Os princípios constituem diretrizes fundamentais, sistema com caráter normativo, podendo estar presentes nas regras ou não, de forma abstrata ou concreta no ordenamento jurídico, com a função de ser o fundamento do sistema jurídico e também mola propulsora de sua aplicação, interpretação, sistematização e atualização do sistema.

Não obstante, não pensamos serem os princípios absolutos, pois sempre que houver confiitos entre dois princípios na hipótese concreta, deve o intérprete guiar-se pela regra de ponderação, sacrificando um princípio em prol de outro que se encaixa com maior justiça e efetividade ao caso concreto.

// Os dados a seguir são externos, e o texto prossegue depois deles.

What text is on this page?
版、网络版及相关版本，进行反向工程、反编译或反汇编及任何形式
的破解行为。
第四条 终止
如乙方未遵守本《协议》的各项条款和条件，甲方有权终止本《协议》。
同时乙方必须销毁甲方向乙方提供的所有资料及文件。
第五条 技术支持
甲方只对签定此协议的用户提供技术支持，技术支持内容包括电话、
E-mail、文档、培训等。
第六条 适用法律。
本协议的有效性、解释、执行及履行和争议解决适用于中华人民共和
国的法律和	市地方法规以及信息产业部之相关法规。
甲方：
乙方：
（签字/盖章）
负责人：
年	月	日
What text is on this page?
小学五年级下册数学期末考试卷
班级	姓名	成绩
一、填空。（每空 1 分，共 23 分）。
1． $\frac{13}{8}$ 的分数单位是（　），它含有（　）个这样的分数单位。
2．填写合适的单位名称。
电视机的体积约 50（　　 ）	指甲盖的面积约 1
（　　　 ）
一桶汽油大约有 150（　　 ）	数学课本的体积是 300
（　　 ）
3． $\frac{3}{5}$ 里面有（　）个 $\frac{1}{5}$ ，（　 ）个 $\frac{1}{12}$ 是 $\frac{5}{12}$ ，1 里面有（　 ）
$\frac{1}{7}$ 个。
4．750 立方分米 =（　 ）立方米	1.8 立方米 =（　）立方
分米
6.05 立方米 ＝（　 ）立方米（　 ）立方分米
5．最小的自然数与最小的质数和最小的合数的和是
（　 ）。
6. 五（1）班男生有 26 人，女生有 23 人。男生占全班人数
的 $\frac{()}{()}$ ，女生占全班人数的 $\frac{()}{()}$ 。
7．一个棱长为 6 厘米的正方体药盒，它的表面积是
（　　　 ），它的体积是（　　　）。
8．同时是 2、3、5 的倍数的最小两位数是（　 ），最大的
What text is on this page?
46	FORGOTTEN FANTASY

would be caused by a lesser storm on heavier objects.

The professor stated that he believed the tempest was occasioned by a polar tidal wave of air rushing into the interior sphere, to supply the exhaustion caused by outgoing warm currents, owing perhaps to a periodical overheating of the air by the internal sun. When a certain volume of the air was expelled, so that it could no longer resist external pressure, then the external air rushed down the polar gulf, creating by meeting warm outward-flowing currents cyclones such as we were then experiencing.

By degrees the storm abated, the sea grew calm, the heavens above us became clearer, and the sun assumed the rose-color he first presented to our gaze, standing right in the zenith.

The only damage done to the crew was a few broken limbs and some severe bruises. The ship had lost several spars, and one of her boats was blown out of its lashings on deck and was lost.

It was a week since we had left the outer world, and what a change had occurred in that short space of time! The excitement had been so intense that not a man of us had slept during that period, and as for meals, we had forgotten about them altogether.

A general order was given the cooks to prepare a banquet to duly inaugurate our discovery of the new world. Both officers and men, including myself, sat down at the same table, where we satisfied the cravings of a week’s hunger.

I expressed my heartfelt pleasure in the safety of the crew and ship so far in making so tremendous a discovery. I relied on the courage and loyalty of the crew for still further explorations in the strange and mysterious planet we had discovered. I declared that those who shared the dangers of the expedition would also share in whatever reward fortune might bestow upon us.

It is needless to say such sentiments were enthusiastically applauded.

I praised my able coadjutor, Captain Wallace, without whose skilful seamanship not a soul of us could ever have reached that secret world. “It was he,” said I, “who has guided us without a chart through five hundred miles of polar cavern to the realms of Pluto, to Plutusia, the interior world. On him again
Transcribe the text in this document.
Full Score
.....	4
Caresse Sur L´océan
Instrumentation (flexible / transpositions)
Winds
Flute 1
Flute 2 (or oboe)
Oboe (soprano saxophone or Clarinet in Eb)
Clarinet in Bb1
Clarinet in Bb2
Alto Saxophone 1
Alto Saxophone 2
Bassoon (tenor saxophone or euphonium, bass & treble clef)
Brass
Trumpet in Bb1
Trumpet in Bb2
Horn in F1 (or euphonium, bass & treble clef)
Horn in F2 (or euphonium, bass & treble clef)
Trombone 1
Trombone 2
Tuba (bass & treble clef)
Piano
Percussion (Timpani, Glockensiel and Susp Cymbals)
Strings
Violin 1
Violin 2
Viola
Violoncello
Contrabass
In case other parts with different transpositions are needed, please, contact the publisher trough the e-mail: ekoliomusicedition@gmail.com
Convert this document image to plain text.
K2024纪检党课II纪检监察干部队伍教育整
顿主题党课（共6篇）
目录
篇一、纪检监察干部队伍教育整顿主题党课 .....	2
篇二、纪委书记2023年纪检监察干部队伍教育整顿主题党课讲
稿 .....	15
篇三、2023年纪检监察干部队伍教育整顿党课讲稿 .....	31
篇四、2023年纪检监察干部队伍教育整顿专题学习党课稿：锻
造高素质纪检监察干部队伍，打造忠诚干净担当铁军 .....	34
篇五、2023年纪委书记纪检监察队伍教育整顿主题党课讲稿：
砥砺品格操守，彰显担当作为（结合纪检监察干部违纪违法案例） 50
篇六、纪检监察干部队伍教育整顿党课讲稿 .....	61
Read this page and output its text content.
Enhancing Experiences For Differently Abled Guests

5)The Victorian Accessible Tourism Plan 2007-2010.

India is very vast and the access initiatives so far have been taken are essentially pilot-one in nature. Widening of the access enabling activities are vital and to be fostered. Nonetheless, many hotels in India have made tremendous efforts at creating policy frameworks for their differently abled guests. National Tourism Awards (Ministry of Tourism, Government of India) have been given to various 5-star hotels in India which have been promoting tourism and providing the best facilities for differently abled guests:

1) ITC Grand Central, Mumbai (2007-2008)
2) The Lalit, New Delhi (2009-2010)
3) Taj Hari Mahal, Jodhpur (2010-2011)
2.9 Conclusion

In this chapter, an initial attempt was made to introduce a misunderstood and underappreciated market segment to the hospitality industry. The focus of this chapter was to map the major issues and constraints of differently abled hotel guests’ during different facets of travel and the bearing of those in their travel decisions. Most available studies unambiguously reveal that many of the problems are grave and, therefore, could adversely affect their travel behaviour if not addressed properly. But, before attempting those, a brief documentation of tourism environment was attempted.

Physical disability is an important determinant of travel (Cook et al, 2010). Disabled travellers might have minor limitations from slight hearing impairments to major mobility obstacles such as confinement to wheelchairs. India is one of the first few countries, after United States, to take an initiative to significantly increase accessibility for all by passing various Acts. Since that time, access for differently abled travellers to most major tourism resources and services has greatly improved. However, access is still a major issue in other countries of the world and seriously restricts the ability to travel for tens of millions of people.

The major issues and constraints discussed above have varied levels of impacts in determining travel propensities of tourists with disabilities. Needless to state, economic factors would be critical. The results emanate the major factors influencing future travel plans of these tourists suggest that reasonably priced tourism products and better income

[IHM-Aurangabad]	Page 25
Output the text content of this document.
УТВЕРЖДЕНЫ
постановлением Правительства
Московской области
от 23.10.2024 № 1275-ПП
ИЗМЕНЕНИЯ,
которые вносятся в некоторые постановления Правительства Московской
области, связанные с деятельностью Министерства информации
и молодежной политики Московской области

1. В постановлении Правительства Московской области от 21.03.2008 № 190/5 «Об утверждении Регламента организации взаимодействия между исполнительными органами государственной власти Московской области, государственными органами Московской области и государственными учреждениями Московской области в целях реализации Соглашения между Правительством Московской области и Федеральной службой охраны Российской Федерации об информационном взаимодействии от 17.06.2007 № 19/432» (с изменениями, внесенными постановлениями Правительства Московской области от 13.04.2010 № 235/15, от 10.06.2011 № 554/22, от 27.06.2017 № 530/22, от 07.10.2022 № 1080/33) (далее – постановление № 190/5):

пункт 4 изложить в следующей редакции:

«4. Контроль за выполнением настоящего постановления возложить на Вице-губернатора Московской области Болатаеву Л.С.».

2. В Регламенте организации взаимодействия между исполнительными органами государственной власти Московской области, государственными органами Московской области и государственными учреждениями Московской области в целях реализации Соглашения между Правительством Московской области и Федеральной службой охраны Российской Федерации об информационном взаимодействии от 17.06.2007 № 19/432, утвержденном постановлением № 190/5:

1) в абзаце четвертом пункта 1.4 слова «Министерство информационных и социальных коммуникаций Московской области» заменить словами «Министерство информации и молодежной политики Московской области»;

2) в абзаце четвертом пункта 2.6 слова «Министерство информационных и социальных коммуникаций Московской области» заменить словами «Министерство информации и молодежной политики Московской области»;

De outro lado, os princípios têm prevalência sobre as regras.

Com o término da 2ª Guerra Mundial começa um processo denominado constitucionalização do direito, em que a legislação infraconstitucional passa a ser compreendida e analisada a partir da Constituição Federal. Muitos direitos que antes estavam apenas disciplinados em lei ordinária migraram para o texto constitucional, acarretando alargamento do espaço constitucional e restrição ao legislador infraconstitucional.

De outro lado, muitos direitos humanos, previstos em tratados internacionais, passaram a figurar no texto constitucional, adquirindo, segundo a doutrina, status de direitos fundamentais, que são oponíveis pela pessoa em face do Estado, cumprindo também a este promover e concretizar os direitos humanos.

Já há reconhecimento, na doutrina e também na jurisprudência, da existência do direito constitucional processual2, que se compõe dos princípios e institutos fundamentais do Direito Processual, disciplinados na Constituição Federal, preponderantemente em seu art. 5º e também nos arts. 93 e ss. que traçam a estrutura do Poder Judiciário.

O direito constitucional processual irradia seus princípios e regras ao processo do trabalho. Desse modo, atualmente, os princípios e regras do Direito Processual do Trabalho devem ser lidos em compasso com os princípios constitucionais do processo, aplicando-se a hermenêutica da interpretação conforme a Constituição. Havendo, no caso concreto, choque entre um princípio do processo do trabalho previsto em norma infraconstitucional e um princípio constitucional do processo, prevalece este último.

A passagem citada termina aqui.